This project is a collaborative effort between myself and @deep-diver . Below, we provide a detailed overview of the project. This is our submission.
Making Stable Diffusion Your Own
The original Stable Diffusion model can generate high-quality images. However, the prompt engineering part still remains hard to get specific styles of images. If we want specificity in the generated images, fine-tuning Stable Diffusion can be quite effective. Research shows that for this to work well, only the diffusion model needs to be fine-tuned while the text encoder and image decoder can be kept frozen. This brings us to a question what if we could replace the diffusion model of the currently deployed one while keeping other parts, text encoder and image decoder as is?
To this end, this project covers two subjects: (1) how to fine-tune Stable Diffusion from KerasCV, (2) how to deploy Stable Diffusion in various ways.

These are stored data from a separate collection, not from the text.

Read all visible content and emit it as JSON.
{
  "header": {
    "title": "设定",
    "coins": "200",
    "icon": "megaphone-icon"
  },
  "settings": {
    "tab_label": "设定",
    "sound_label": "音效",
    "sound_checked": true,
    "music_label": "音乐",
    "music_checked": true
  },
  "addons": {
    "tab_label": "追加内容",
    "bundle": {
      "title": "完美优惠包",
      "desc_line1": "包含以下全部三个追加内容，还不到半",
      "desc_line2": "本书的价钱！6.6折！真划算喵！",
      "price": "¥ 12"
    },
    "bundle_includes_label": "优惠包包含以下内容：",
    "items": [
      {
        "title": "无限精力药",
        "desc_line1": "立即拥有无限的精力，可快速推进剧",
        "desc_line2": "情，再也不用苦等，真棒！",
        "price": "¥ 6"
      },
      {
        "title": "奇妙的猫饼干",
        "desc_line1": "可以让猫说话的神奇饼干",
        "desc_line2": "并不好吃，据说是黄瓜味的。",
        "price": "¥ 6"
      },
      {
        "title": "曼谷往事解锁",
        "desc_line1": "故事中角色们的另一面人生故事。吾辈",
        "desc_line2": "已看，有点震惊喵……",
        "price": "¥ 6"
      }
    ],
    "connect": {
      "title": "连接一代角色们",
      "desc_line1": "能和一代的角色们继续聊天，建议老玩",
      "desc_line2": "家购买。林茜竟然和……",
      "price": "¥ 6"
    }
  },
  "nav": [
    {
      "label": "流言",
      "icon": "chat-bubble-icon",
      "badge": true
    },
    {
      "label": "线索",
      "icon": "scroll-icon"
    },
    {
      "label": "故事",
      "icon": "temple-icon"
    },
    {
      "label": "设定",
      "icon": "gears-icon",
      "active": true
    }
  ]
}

We believe that by collating these two subjects, ML Practitioners and Software Engineers will have good coverage of tools needed to put Stable Diffusion in different application use cases.
Fine-tuning
If you’re looking for more specificity in terms of style, texture, and text-image alignment, fine-tuning can bring in benefits. To demonstrate this, we fine-tuned the diffusion model on a custom dataset while keeping the text and image encoders frozen.
We borrowed ideas from this tutorial by Hugging Face and faithfully reimplemented the code in TensorFlow. Our reimplementation is customizable and supports mixed-precision training along with model checkpointing.
We believe this way, practitioners will be able to repurpose Stable Diffusion for their applications even better.
Check out the stable-diffusion-keras-ft repository for more details.
Deployment
Stable Diffusion can be deployed in various ways since it primarily consists of three models (encoder/diffusion model/decoder) + some inference-time code. In this project, we cover different deployment scenarios with different platforms and frameworks including Google Kubernetes Engine and Hugging Face Endpoint with FastAPI, TensorFlow Serving, and Hugging Face custom handler. For more information, check out keras-sd-serving repository.
Different applications come with varying needs in terms of serving infrastructure, compute budget, costing, etc. This is why we believe that by decoupling the deployment from these scenarios we can devise our deployment strategies better.
1. All in one endpoint
Simply deploy Stable Diffusion as a whole to a single endpoint. In this case, you have all the pieces of code packed into a package. However, the problem with this approach is that the resources are not utilized optimally since Stable Diffusion runs three different models internally. The text encoder is good to go with CPUs, the decoder requires small-size GPUs, and the diffusion model requires much larger GPUs.
2. Three endpoints
In order to overcome this problem, you can split Stable Diffusion into three endpoints, then the client program interacts with them in a sequential manner. However, there should be time delays during the communication, encoding, decoding, and parsing procedures between clients and servers.
3. One endpoint (original, inpainting, finetuned) with local processing
Instead, you can keep encoder/decoder local while deploying the diffusion model on the cloud with heavy GPUs since that is where lots of computation happens. You could simply mix up local/cloud deployments of each part of Stable Diffusion. This flexibility brings you more benefits by letting you replace only the diffusion part with a more specialized one such as inpainting while keeping the other parts untouched.